After lazing around in the Rohetgarh garden all morning, we drive the short distance to Jodhpur and head for the clocktower. As usual the LP mud maps point us generally in the right direction but fall apart when they get near the destination, on this occasion a haveli in the midst of the bazaar in the old city, inside the city walls. These massive sandstone walls punctuated by narrow gates with spiked doors which have served for centuries keeping out marauders on elephants are equally functional keeping out foreigners in four wheel drives although are impervious to autorickshaws, camel carts, donkeys, goats and stray cows. Driving thru the bazaar is an experience but we are becoming adept at gazing fixedly ahead and inching forward, missing motorbikes, donkey carts and rickshaws not to mention stalls laden with pots pans, bangles, spices and all manner of mechanise by the thickness of the paint on the wing mirrors.

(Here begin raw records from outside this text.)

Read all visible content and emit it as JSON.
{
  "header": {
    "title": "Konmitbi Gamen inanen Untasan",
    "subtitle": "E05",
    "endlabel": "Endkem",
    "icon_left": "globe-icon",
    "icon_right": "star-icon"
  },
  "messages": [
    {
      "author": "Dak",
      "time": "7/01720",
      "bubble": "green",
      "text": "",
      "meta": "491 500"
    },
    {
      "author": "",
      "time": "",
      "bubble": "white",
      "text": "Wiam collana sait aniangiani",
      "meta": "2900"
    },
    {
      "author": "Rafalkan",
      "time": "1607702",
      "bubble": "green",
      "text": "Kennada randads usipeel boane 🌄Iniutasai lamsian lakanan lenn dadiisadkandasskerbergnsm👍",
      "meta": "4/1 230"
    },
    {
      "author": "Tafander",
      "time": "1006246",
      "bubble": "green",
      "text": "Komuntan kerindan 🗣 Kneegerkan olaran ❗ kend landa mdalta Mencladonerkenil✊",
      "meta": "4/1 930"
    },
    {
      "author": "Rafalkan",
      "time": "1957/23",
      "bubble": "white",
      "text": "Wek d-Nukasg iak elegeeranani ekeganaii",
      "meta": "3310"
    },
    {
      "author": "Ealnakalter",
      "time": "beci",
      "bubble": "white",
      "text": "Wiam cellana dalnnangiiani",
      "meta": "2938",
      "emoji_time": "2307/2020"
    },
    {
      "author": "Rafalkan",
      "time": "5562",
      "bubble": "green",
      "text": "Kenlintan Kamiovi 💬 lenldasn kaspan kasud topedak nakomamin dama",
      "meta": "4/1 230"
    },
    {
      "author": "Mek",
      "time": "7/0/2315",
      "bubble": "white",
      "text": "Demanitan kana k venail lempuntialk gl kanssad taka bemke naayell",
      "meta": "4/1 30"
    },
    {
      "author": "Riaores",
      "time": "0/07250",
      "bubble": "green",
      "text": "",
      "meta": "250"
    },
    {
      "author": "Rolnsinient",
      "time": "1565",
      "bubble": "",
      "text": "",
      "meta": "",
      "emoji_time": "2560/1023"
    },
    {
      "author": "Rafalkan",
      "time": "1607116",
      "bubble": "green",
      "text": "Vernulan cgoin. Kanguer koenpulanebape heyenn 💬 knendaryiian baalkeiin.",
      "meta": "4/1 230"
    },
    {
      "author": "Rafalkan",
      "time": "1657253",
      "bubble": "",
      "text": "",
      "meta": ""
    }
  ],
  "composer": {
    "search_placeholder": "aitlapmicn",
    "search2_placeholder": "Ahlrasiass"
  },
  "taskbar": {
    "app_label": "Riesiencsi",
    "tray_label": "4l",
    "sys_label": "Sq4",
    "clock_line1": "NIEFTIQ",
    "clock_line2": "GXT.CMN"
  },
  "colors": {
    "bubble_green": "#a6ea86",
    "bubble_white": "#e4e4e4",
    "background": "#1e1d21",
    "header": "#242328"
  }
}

After exploring many more alleys than necessary we find the haveli inside another haveli with a similar name. We drive up its ramp only to be confounded by the devious Rajputs make all the doorways as doglegs to prevent elephants and BMWs charging in. Eventually we are inside, sitting on the roof with a cold beer gazing at Jodhpur fort which looks like an enormous sandcastle and dominating the view. Beneath its towering ramparts is a maze of blue painted little houses, all higgledy piggledy and cubic like a discarded pile of children’s bricks.

We take an autorickshaw up to the fort and enter thru its series of five sequential doors, stopping to look at one covered in cannonball dents, another with a stone marking where a volunteer was buried alive as a sacrifice during its construction in the 1400’s and a third with red hand prints placed there by the rajput wives passing thru the gate for a final time on their way to commit suti on a mass funeral pyre when the fort was being attacked and overrun by the moghuls.

The fort itself is massive with a series of palaces at one end, with elaborately carved stonework, screens, balconies and parapets. The palaces have ornate decor, beautifully painted ceilings and walls with lots of gilt, mirrors and coloured glass, including one with a ceiling lined with Victorian Christmas balls and delft floor tiles.

In the evening we return to the fort for dinner on a terrace overlooking the town. LP says its romantic but its bloody freezing and blowing a gale so we swallow the food and beat a hasty retreat.